Since I last posted about ThiNG, my ideas have shifted closer to those expressed in Jay & Kesner’s Pure Pattern Calculus, and I’ve built a few experimental spikes to gain some concrete experience with some of the language features and designs I’ve been thinking about - among other things, that traits and modules share a number of core characteristics, and that using monads to structure effects can be profitable even in a dynamically-typed environment.
Traits in Scheme (source code link)
A few weeks ago, I implemented a simple, small traits language based on the formal model of traits of Schärli, Nierstrasz et. al. The language has no fields (methods suffice!) and no classes (prototypes suffice!). The implementation, a macro which embeds traits into regular PLT Scheme, is a toy, intended only to explore the idea of traits; in particular, it doesn’t “flatten” composed traits.
PLT Scheme’s match operator was used to match method signatures to method invocations, which is a little unusual - pattern-matching in object-oriented languages is usually restricted to searches by method name (“selector” in Smalltalk terminology).
It turned out to be tiny. Traits are represented as functions from a message to a handling thunk or false (representing “does not understand this message”). Implementing the trait composition operations (sum, override, remove, and rename) is done in a combinator-like way. The core routine for finding a method to invoke for a given message is twenty-one lines long and dirt simple.
If this spike were to be taken further, perhaps integrated with an existing OO system for Scheme, a few things would need to be changed. Firstly, while using full pattern-matching for message dispatch leads to a very user-friendly OO programming system, very few existing object systems do anything more than method name searches, so the traits implementation would have to be changed to be more method name based; and secondly, it’s not clear how a traits system would interact with multimethod-capable generic functions. Brian Rice has done some thinking and experiments along these lines in the context of Slate.
Monads in Scheme (source code link)
A couple of years ago, I stumbled across Oleg Kiselyov’s “Monadic Programming in Scheme”. Right near the bottom of the page, he points out a problem with his Scheme implementation of monads, which is that you don’t get automatic resolution of overloading of the bind and return operators. In Haskell, the type system figures out which monad is intended, usually without requiring programmer-supplied type annotations, but in Scheme there’s no analogous constraint-propagation system, so you have to select which monad you’re binding or returning into explicitly.

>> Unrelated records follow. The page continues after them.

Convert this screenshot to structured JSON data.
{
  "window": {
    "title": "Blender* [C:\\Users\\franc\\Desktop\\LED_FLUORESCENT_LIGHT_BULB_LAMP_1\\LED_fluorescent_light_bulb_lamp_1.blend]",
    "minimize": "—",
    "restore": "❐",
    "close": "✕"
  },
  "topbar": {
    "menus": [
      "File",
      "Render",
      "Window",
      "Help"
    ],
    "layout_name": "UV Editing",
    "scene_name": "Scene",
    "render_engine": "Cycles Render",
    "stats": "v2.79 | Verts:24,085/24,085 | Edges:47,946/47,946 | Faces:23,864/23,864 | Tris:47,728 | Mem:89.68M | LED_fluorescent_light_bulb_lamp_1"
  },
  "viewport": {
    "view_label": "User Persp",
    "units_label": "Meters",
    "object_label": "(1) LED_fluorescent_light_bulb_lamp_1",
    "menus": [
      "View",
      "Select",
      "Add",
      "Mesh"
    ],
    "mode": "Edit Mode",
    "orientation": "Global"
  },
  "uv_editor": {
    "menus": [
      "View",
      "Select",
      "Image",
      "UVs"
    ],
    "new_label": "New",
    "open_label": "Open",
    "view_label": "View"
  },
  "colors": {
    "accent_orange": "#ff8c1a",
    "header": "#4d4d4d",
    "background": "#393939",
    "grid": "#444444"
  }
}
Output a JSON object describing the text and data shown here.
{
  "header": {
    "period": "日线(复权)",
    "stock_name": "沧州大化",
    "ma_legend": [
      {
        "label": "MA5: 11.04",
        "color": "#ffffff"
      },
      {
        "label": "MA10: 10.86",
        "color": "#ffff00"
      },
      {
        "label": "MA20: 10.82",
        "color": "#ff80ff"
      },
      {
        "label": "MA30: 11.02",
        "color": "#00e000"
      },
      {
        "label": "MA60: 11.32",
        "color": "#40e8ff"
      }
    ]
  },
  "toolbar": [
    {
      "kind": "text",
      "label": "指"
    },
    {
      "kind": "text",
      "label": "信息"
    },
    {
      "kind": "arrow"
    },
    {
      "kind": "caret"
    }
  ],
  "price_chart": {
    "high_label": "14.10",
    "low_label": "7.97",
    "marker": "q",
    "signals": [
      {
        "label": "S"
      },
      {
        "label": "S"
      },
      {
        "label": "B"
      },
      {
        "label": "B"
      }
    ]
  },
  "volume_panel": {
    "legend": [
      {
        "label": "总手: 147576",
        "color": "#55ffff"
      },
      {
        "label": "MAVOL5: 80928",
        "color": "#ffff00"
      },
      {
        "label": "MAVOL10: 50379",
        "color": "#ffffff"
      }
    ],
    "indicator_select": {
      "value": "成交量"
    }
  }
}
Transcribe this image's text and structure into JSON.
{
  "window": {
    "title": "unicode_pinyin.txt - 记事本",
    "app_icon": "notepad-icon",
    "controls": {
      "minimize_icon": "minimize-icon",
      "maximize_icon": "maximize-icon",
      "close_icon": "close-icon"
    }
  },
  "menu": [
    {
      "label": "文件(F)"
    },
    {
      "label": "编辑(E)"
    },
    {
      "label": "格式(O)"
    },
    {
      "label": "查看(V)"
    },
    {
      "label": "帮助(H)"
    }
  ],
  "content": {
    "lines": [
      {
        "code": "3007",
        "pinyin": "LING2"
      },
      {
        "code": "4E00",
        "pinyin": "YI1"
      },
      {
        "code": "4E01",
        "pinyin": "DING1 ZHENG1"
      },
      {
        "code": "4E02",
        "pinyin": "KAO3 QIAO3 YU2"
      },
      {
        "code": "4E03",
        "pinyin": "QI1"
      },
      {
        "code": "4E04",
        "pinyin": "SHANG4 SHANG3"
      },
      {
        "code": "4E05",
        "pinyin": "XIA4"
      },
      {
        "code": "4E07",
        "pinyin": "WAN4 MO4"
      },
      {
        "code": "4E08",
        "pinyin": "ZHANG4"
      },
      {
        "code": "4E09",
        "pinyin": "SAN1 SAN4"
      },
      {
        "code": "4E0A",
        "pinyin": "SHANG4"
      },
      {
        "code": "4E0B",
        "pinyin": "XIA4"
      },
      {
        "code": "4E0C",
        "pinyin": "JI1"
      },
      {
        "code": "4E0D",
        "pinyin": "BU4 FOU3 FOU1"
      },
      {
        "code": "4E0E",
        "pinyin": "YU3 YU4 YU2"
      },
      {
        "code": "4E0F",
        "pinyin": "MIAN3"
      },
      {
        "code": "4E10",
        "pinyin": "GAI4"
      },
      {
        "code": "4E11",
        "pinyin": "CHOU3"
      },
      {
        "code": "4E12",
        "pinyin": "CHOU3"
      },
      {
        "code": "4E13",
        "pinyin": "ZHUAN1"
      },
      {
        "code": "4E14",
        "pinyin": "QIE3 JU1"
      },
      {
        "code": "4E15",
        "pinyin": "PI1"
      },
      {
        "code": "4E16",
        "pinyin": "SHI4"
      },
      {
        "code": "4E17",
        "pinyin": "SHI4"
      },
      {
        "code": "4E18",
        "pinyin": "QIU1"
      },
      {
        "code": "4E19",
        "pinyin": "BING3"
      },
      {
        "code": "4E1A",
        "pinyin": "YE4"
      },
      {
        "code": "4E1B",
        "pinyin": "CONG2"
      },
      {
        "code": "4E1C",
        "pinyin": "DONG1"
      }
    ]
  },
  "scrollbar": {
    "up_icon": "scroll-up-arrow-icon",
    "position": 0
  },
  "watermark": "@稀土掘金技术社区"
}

As part of thinking about the design of ThiNG, I’ve more-or-less settled on a strict Haskell-style monad-based separation of effects from computations, and I’ve come up with a simple runtime constraint-propagation-based way of getting the same automatic bind- and return-overloading as Haskell gives you, using OO dynamic dispatch instead of a static type system. The monads are fully “type-checked” before they’re run, so no actions are taken until the whole monad is correctly assembled.
During the weekend, I implemented a first stab at the constraint-propagation idea in Scheme. Currently it only type-checks the monad immediately before running it, rather than type-checking incrementally based on the best available information as the monad is being assembled. I plan to update the implementation to do as much early constraint propagation as possible, rather than waiting until the last minute. This will allow Oleg’s final example, involving simultaneous use of an IO and a List monad, to be automatically disambiguated.
Haskell-based ThiNG r3/r4 evaluator (source code link)
I’ve been meaning to experiment with Haskell for a while, so last weekend I built a toy evaluator for my most recent ThiNG ideas using GHC. I used the Parsec parser-combinator library to build a parser. The parser and printer together took 86 lines of code; the evaluator itself, a mere 90 lines. The type system both helped and hindered: it caught a few stupid errors I made while initially constructing the program, but on the other hand also forced me into a slightly awkward design (almost identical AST, Value and Pattern types, with concomitant almost-duplication of code) that Scheme’s unityped nature would have allowed me to avoid.
The model of the language I built has allowed me to get a clear idea of how scoping should behave. It’s also clarified the semantics enough that I ought now to be able to build a partial-evaluator for it, to see how hard it’s going to be to get a usefully fast implementation.